Extra Chapter

619 45 10
                                    

Hujan turun deras di luar sana. Angin masuk melalui ventilasi yang sengaja aku buka. Langit terlihat sangat gelap, bintang-bintang bersembunyi dibalik awan yang gelap. Kerlap kerlip Kota Singapura terlihat jelas dari atas sini. Pemandangan ini membuat hatiku sedikit lebih tenang dari penatnya aktivitas kuliah.

Semua baju sudah kumasukan ke dalam koper, tinggal menunggu hari esok untuk kepulanganku ke Indonesia. Jika bukan karena undangan pernikahan dari sahabatku, mungkin aku tidak akan pulang, karena tugas akhir pekan ini sangat banyak.

Bulir-bulir air hujan menerpa wajahku, membasahi rambutku yang sudah sangat gondrong, bahkan bisa dikuncir. Sebenarnya bukan karena aku malas untuk pergi ke salon, tapi karena tukang cukur di sini kurang ramah. Lebih baik aku potong rambut di Jakarta saja besok, sekalian ingin menemui Pak Tono, tukang cukur langgananku yang sekaligus sudah aku anggap ayah kedua bagiku.

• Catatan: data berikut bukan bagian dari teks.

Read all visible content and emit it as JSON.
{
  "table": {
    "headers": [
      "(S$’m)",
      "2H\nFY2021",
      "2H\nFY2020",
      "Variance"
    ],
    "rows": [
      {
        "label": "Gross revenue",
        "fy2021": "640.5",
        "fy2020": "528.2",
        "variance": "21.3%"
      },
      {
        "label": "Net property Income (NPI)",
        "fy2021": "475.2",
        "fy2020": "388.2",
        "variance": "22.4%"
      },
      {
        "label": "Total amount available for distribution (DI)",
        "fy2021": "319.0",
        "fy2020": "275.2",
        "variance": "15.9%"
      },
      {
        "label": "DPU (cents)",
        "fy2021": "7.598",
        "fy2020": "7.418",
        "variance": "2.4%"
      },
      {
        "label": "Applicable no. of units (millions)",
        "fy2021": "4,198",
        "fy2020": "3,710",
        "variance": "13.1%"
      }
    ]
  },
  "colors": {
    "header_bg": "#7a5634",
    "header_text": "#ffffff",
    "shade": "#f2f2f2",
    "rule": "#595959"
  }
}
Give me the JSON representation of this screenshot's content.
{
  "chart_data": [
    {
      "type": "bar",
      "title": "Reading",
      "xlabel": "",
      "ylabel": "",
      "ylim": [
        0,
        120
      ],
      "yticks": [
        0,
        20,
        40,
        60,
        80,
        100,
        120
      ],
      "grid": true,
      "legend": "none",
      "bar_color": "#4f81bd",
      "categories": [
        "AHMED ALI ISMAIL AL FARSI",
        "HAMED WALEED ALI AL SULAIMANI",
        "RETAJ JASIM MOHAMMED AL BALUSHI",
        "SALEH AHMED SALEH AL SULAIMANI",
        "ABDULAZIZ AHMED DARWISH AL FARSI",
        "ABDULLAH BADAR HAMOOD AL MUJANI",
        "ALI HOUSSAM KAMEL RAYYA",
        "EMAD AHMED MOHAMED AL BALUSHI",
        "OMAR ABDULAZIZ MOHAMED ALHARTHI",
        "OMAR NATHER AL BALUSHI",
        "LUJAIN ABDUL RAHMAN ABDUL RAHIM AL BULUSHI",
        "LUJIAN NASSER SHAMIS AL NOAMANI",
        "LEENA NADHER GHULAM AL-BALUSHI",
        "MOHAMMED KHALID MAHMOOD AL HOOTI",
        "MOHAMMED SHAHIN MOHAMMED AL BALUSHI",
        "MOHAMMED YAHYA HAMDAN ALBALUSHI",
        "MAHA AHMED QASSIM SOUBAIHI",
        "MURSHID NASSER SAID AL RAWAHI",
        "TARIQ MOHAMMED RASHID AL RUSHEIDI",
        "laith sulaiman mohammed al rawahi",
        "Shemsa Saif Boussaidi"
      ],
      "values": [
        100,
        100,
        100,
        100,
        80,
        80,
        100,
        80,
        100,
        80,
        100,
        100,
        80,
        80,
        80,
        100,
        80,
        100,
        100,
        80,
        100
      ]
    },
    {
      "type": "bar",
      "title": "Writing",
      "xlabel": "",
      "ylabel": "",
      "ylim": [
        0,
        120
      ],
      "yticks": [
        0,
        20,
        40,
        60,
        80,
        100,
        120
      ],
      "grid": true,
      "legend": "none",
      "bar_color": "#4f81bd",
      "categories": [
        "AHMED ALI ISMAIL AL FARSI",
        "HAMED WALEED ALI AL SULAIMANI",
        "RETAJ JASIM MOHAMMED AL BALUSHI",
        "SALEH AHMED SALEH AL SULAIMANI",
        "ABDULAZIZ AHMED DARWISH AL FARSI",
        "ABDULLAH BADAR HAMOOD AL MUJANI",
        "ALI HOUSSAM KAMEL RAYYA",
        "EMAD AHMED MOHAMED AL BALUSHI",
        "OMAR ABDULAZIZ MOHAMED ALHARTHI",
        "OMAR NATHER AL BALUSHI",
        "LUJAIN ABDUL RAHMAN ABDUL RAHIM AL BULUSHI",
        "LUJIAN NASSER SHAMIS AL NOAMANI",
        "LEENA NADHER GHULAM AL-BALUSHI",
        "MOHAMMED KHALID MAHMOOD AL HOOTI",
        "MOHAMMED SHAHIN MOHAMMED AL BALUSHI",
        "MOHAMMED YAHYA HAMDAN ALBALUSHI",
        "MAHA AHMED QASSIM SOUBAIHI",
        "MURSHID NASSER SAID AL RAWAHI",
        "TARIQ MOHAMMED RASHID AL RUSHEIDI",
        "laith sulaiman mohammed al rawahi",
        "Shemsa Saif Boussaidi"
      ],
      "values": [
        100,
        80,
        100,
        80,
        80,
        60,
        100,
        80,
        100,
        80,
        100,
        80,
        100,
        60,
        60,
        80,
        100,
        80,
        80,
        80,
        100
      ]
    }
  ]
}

Ponsel berdering nyaring seantero apartemenku. Aku mengambilnya di atas sofa dan kembali berdiri di dekat ventilasi. Aku melihat layar, nomor Indonesia, lalu dengan segera aku menekan tombol berwarna hijau.

"Assalamualaikum," sapa orang di seberang sana.

"Wa'alaikumsalam," balasku.

"Besok kamu sampe di Jakarta jam berapa? Hubungi Mama kalo kamu sudah tiba di bandara."

"Kira-kira siang. Oke, Ma."

Telepon terputus setelah aku menjawab salam dari Mama. Sudah pukul sebelas malam, aku harus segera istirahat supaya tidak bangun telat.

Aku menutup ventilasi itu supaya hujan tidak membasahi lantai, aku membersihkan embun yang mengotori kaca, sebuah bayangan muncul dari sana. Bayangan seorang perempuan dengan senyuman mengerikan, mulutnya hampir sobek. Dan yang lebih parahnya lagi, kepala gadis itu sedikit penyok, seperti terbentur sesuatu yang sangat keras. Aku terlonjak, namun aku menyadari sesuatu, mata itu. Mata indah itu. Aku kenal mata indah dan teduh itu. Mata milik sahabatnya dulu. Zella.

Aku menoleh ke belakang, kosong. Tidak ada siapa-siapa di sana. Mungkin aku hanya berhalusinasi. Tapi, mengapa Zella tersenyum dengan banyak darah di mulutnya? Dan juga, mengapa kepalanya sedikit penyok? Hanya matanya saja yang mirip. Apakah ini sebuah halusinasi? Apa ini semua karena aku merindukan Zella?

Sesuatu terjatuh dari tempatnya berada. Membuat bunyi nyaring. Aku pun lari terpontang-panting ke atas kasur dan segera menutup mata.

●~●~●~●


"Rambut kamu kenapa nggak dipangkas sih, Vin? Udah gondrong banget itu lho," mama menegurku.

"Iya, Ma. Nanti aku ke tempat pangkas rambut."

"Kenapa nggak di sana aja?" Di sana yang dimaksud mama adalah di Singapura.

"Nggak enak, Ma. Pelayannya galak-galak."

Mama tersenyum. "Gimana kuliah kamu?"

"Alhamdulillah."

Mobil melaju kencang seiring bulir-bulir air yang terus berjatuhan menimpa atap mobil. Kota ini, kota yang penuh dengan kenangan, masa-masa kelam maupun senang, semuanya ada di sini, bercampur menjadi satu. Aku merindukan kota ini, tanah kelahiranku.

Padatnya Kota Jakarta dengan lalu lintas yang terkadang berantakan, membuatku merindukan ini, di Singapura tidak ada yang seperti ini, biar pun padat, tetapi lalu lintasnya berjalan dengan lancar.

Mobil sampai di pekarangan rumah. Disambut dengan bibi yang langsung membawa koperku dan membenahinya di kamar.

"Den Kevin rambutnya sudah gondrong aja," celetuk bibi yang hanya aku balas dengan senyuman.